L’année dernière j’avais lu le roman Game Of Thrones en même temps que je regardais la série. L’idée étant qu’une saison durant 10 épisodes, j’essayais de toujours avoir un dixième du livre d’avance sur la diffusion TV. Et niveau expérience, c’était plutôt pas mal. Alors pour la seconde saison, j’ai investi dans le second tome de la saga, A Clash Of Kings, afin de me livrer au même exercice.

A l’inverse que cette fois-ci, cela ne se déroule pas du tout comme prévu.

Car autant la première saison du show TV était fidèle au livre, autant cette année les scénaristes ont décidé de se réapproprier (synonyme mélioratif de « prendre des libertés ») l’œuvre originale. Je m’en suis rendu compte lorsqu’un épisode se termine par la prise par surprise du personnage de Jon Snow dans les bois. Celui-ci finit assommé.

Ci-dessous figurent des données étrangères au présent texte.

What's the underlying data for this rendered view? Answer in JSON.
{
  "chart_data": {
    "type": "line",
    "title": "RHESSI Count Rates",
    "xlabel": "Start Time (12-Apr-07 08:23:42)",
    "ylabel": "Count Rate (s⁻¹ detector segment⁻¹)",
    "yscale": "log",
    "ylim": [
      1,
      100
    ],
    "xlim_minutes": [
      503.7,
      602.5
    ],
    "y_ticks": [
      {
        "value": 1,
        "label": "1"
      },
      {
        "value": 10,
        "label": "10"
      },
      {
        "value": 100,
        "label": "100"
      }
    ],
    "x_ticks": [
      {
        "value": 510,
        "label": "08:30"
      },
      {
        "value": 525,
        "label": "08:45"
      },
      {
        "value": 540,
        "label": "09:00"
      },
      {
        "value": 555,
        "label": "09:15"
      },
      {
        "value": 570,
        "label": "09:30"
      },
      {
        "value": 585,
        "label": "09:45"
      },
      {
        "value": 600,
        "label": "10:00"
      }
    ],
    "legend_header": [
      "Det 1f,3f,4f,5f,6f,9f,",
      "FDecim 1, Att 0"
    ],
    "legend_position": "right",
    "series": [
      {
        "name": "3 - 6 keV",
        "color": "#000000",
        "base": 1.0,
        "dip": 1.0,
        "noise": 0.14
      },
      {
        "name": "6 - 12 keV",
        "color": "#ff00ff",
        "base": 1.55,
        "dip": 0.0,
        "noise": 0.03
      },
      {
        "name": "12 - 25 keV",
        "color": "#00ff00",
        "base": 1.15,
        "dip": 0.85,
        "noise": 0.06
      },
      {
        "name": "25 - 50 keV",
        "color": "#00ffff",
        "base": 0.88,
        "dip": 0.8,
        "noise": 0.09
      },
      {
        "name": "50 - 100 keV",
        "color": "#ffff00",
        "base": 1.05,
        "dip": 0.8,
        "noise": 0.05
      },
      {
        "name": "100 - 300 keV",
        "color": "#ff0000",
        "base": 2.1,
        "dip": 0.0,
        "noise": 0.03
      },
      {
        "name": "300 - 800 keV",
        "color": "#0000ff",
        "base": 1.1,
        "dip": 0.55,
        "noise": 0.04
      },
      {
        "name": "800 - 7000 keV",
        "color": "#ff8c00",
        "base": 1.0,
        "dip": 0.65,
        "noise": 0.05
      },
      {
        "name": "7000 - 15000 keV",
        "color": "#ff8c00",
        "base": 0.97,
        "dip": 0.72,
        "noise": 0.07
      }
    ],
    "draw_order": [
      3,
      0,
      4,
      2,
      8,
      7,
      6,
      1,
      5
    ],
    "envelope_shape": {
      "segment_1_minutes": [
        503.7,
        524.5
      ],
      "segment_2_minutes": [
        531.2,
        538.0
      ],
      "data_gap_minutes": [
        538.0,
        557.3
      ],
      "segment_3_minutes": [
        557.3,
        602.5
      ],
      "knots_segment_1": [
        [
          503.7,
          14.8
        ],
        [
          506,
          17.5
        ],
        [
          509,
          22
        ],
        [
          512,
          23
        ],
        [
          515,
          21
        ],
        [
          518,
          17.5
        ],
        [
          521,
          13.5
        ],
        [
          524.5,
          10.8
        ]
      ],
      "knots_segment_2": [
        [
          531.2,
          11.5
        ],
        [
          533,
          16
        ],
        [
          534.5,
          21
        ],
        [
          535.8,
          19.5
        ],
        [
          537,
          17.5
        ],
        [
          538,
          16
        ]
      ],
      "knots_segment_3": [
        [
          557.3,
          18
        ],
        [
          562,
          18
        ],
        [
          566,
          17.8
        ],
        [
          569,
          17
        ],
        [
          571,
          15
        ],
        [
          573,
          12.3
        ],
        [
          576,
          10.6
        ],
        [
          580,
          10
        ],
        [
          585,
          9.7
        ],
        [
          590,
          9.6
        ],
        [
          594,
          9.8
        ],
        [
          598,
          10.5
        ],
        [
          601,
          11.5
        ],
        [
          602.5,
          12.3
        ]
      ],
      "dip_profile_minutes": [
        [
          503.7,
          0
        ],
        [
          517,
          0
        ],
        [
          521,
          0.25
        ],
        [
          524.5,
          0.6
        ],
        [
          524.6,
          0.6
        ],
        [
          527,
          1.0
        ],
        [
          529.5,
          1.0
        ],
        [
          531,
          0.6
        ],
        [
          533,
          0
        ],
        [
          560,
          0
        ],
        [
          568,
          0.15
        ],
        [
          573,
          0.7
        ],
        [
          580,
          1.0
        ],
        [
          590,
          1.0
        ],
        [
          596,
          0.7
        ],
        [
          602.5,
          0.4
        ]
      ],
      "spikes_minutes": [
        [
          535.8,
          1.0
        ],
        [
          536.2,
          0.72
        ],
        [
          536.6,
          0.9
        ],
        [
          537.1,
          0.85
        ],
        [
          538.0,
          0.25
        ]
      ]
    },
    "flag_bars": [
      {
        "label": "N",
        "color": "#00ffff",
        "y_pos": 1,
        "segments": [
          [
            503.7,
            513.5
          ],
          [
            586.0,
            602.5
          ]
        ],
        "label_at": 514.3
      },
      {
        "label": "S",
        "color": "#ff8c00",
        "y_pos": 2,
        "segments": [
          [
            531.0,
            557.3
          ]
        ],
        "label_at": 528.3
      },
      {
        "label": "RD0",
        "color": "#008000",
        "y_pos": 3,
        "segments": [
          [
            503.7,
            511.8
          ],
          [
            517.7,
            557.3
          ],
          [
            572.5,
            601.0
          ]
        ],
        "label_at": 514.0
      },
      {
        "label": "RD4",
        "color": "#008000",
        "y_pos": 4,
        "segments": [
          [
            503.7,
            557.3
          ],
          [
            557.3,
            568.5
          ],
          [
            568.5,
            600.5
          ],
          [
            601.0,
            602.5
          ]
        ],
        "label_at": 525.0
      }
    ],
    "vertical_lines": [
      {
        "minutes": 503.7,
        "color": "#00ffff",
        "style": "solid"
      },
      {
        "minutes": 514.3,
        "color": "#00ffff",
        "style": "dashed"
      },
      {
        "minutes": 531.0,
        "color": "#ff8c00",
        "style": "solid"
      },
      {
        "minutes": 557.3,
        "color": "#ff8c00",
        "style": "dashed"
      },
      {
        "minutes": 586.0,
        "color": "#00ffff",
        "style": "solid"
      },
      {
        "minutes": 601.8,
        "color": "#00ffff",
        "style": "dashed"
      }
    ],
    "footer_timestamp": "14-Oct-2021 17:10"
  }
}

Suspense de fin d’épisode. En retard dans ma lecture, je me suis dépêché de rattraper le passage en question. Sauf que dans le bouquin, Jon poursuit tranquillement sa route. Un rebondissement avait été ajouté en TV pour créer une coupure plus dramatique de fin d’épisode. Diantre. Je ne me doutais encore pas que ce point de détail n’était que la partie émergée de l’iceberg.

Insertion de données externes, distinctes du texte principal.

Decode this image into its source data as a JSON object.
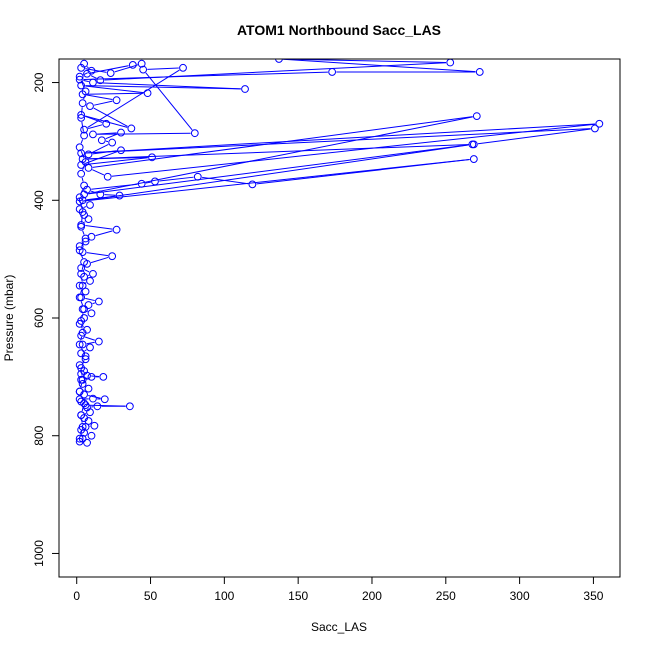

En effet, les scénaristes ont depuis rajouté des blocs entiers d’intrigue, avec des courses poursuite dans la neige, des kidnappings de dragons et autre séquences se déroulant dans des bordels. Rien de tout cela n’est dans le livre. Autant parfois les ajouts sont intéressants ou justifiés (il faut fusionner des personnages, raconter en une séquence ce qui se passe en trois chapitres etc…), autant on se retrouve avec des séquences ratées. Et là le lecteur d’hurler à la mort devant son écran. Puisque d’autres évènements du livre sont complètement passés sous silence, sans que la raison en soit toujours évidente. D’où des comparaisons chaque lendemain de diffusion sur les blogs des fans.

Alors que j’arrive au terme de ce second tome (et de cette seconde saison), je suis perplexe. Je n’arrive pas à savoir si j’apprécie plus ou moins la série en lisant le livre. D’un côté j’ai toujours la totalité des détails du roman, souvent très condensés dans le show. De l’autre je subis mon propre agacement lorsque je ne suis pas d’accord avec les déviations des scénaristes. Un problème que je n’aurais pas eu en m’épargnant le livre. Surtout que, dans l’absolu, j’aime que les auteurs de la série prennent des libertés. Ils ont su prouver leur talent dans quelques scènes supplémentaires, juste avant de me faire douter au détour d’un oubli fumeux.

Quoi qu’il arrive le roman reste hautement recommandable. C’est toujours aussi bien écrit, et les dialogues originaux sont savoureux de bonne répartie et autre trait d’esprit. Je pense continuer ma petite expérience l’année prochaine encore, en sachant que cette fois les producteurs de la série ont annoncé ne pas pouvoir ni vouloir adapter tout le troisième tome d’un coup.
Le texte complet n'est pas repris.